Is it necessary to use packed sequences for variable length RNN inputs, utilizing mini-batch training

Hey all

I’m currently in the process of looking at padding time-series for an LSTM implementation of mine and I’m trying to wrap my head around the use of packed sequences. I’m wondering why I shouldn’t just pad my sequences with float(‘nan’), and then search for nan in the output and use that to filter my loss function?
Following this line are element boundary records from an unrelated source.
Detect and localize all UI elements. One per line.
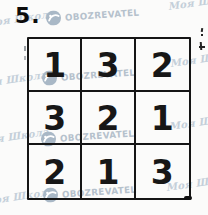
obozrevatel-logo-icon xyxy=(45,10,61,26)
grid-cell: 1 xyxy=(82,145,135,198)
grid-cell: 3 xyxy=(136,145,189,198)
ink-speck xyxy=(24,56,26,60)
ink-speck xyxy=(199,46,205,48)
grid-cell: 3 xyxy=(29,92,82,145)
puzzle-grid: 1 3 2 3 2 1 2 1 3 xyxy=(27,37,191,200)
grid-cell: 3 xyxy=(82,39,135,92)
ink-speck xyxy=(24,46,26,51)
grid-cell: 2 xyxy=(82,92,135,145)
grid-cell: 2 xyxy=(29,145,82,198)
watermark-brand-text: OBOZREVATEL xyxy=(65,7,140,22)
watermark-brand: OBOZREVATEL xyxy=(45,4,142,26)
grid-cell: 1 xyxy=(29,39,82,92)
ink-speck xyxy=(184,196,192,200)
ink-speck xyxy=(201,34,203,36)
watermark-script-text: Моя Школа xyxy=(167,0,208,12)
grid-cell: 1 xyxy=(136,92,189,145)
exercise-number-label: 5. xyxy=(15,3,41,28)
grid-cell: 2 xyxy=(136,39,189,92)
This may be specific for my case, but I only care about the final output at the end of my time-series, so, for example in the below code, could I not just use the known lengths of my sequences to pull out the values just before the 'nan’s and use that to calculate my loss?

In [66]: x = [[3,5,6,4,float('nan')],
    ...:     [3,5,4,float('nan'),float('nan')],
    ...:     [4,5,6,7,5]]

In [70]: xT = torch.tensor(x).view(3,5,1)

In [73]: lstm = nn.LSTM(1,3,1,batch_first=True)

In [75]: o,_ = lstm(xT)

In [77]: lin = nn.Linear(3,1)

In [78]: lin(o)
Out[78]: 
tensor([[[-0.2357],
         [-0.2539],
         [-0.2588],
         [-0.2561],
         [    nan]],

        [[-0.2357],
         [-0.2539],
         [-0.2551],
         [    nan],
         [    nan]],

        [[-0.2414],
         [-0.2560],
         [-0.2619],
         [-0.2622],
         [-0.2624]]])

My apologies if this is a stupid question, I’m still kind of new to pytorch and would like to understand this.

Thanks!

Hey @Clint , did you find a solution ? I’m stuck on the same problem , I’m using a time series and cannot pad with 0.